La Corte Suprema de Justicia aclaró elementos normativos del acceso abusivo a un sistema informático

Xenia Carolina Madariaga P.
Miembro del ICDP

En la década de los setenta, John Draper se hizo famoso por realizar una gira por Estados Unidos, utilizando teléfonos públicos de forma gratuita, lo cual llevó a su arresto por fraude a las compañías telefónicas. Este fue el primer caso icónico respecto a lo que hoy conocemos como la ciberdelincuencia[1], definida como «aquella actividad que por medio de la red (sea pública o privada) o a través de un sistema informático “tenga como objetivo atentar a la confidencialidad, la integridad y la disponibilidad de los sistemas informáticos, de las redes y los datos, así como el uso fraudulento de tales sistemas, redes y datos”»[2].

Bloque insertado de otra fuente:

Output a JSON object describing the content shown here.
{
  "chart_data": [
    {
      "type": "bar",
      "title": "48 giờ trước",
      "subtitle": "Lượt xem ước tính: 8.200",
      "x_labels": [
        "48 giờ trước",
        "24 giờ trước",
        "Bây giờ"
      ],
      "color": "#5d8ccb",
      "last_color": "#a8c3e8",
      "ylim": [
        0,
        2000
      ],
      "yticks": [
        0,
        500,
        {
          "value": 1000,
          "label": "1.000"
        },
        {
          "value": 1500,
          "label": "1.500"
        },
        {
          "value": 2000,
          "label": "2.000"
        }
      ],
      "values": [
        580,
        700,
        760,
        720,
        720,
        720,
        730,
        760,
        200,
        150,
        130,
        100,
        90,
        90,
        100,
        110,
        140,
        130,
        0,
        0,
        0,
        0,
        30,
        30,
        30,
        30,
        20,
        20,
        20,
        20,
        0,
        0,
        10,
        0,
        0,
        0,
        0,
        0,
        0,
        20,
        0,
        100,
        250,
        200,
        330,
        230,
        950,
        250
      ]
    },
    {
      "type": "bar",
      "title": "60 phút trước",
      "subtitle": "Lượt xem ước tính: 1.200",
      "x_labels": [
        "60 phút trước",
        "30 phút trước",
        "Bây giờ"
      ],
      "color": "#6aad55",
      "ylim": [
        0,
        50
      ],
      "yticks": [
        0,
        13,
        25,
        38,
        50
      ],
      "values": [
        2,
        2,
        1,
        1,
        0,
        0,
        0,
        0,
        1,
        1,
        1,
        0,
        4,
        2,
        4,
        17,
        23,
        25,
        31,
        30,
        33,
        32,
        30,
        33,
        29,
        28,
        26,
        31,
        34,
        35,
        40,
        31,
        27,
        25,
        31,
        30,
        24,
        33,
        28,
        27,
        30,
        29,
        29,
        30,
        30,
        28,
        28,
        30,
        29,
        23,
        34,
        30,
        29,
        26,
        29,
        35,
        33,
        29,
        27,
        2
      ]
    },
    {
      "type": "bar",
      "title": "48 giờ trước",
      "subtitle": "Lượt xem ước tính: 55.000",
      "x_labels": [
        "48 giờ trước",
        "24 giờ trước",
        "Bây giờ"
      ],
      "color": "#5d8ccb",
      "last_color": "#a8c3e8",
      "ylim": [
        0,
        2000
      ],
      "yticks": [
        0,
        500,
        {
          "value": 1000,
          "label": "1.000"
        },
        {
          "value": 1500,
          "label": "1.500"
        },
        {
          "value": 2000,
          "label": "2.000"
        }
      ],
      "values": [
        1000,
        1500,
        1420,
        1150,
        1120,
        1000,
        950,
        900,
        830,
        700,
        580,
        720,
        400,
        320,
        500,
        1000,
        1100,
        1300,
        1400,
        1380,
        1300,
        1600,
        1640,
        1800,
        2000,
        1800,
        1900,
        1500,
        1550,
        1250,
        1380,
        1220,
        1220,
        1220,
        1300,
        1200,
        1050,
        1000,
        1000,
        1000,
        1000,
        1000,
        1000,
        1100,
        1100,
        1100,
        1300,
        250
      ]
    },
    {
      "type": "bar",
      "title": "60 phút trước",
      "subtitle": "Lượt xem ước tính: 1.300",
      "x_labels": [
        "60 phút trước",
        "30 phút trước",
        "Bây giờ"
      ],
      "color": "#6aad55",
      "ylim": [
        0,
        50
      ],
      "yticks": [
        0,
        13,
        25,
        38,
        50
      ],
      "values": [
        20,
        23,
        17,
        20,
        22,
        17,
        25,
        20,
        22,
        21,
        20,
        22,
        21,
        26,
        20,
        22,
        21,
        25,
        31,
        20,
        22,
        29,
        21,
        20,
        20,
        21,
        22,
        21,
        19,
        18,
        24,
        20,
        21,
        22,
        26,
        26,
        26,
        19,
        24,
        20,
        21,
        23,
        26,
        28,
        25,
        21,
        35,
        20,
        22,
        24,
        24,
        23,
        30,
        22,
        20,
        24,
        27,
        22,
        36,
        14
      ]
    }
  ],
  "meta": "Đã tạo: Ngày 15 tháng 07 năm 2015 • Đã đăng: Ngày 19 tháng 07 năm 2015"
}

En Colombia, la Ley 1273 de 2009 adicionó al Código Penal el delito de acceso abusivo a un sistema informático. Por otra parte, en Sentencia SP592-2022 del 2 de marzo de 2022, la Corte Suprema de Justicia, se refirió por primera vez a sus elementos normativos. Al respecto, indicó que el tipo penal está compuesto por:

i) Sujeto activo no calificado, por no necesitar de una condición especial para quien accede a un sistema informático “sin autorización”, o que, teniéndola, decide conscientemente mantenerse conectado; ii) Sujeto pasivo, persona natural o jurídica titular del sistema informático, iii) Lesionar varios bienes jurídicos tutelados, entre ellos, la información, los datos y la intimidad. En ese sentido, ha sido reconocido como un tipo penal pluriofensivo, iv) Solo admite el dolo en el actuar del ciberdelincuente; v) Es un delito de mera conducta, por cuanto, la sola intromisión en una red informática, en las condiciones establecidas en el tipo penal, afecta el bien jurídico tutelado; vi) Contempla dos verbos rectores, acceder o mantener; vii) Como ingrediente normativo, exige que el sujeto activo de la acción a) acceda en el sistema informático sin autorización, o, b) aun cuando, teniendo el permiso del titular legítimo del derecho, se mantiene dentro del mismo, excediendo las facultades otorgadas.[3]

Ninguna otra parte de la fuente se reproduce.